Le dernier pan intéressant de ce texte est le traitement des mineurs étrangers. Alors que le Gouvernement continue à fermer les yeux sur l’enfermement de ceux-ci en centre de rétention administrative, au détriment des préconisations de la Cour européenne des droits de l’homme, cette proposition de loi nous rappelle un élément fondamental : avant d’être des étrangers, ces mineurs sont des enfants, qu’il faut éduquer, intégrer et, surtout, protéger. En permettant à ces derniers d’accéder plus aisément à un titre de séjour et en simplifiant les règles d’adoption pour les enfants nés à l’étranger, on ferait des pas pour la normalisation de leur situation. Si ces mesures étaient adoptées, nous changerions de paradigme : l’enfant primerait sur le migrant. De tels éléments rendraient plus humaines nos politiques d’accueil des mineurs étrangers et nous saluerions positivement ces évolutions.

Cependant, certaines dispositions proposées dans ce texte semblent éloignées des réalités de terrain, voire contre-productives. C’est notamment le cas des conditions de reprise des enfants placés, qui font l’objet de l’article 4.

Pour cette raison, le groupe CRCE s’abstiendra sur cette proposition de loi. Nous sommes cependant favorables à ce que des travaux soient menés sur un tel sujet. C’était d’ailleurs le sens de notre proposition de loi tendant à la création de délégations parlementaires aux droits des enfants, rejetée par notre assemblée le 20 novembre 2019.

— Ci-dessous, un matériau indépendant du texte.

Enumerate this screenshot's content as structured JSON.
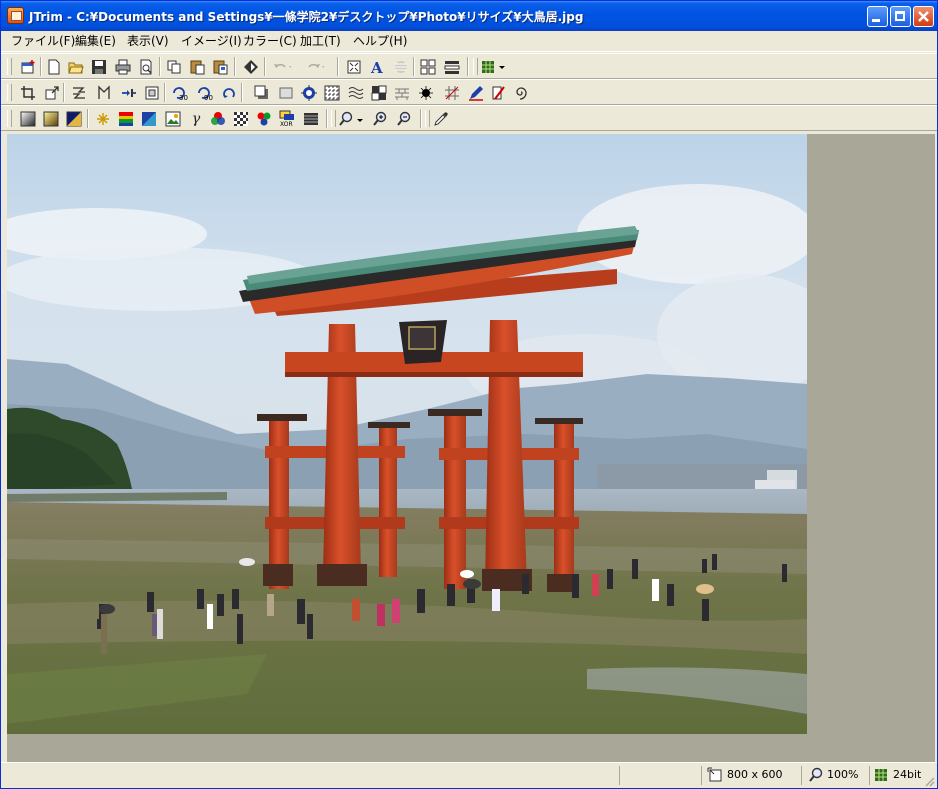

Mes chers collègues, nos enfants sont l’avenir de notre pays. Actuellement, 300 000 mineurs sont pris en charge par les services de l’aide sociale à l’enfance. Eux aussi ont le droit à un avenir meilleur, à une citoyenneté épanouissante, à une sûreté économique et à un accès sécurisé à l’éducation et à la vie active. Si nous menons ce combat de front, leur futur n’en sera que plus stable et enviable.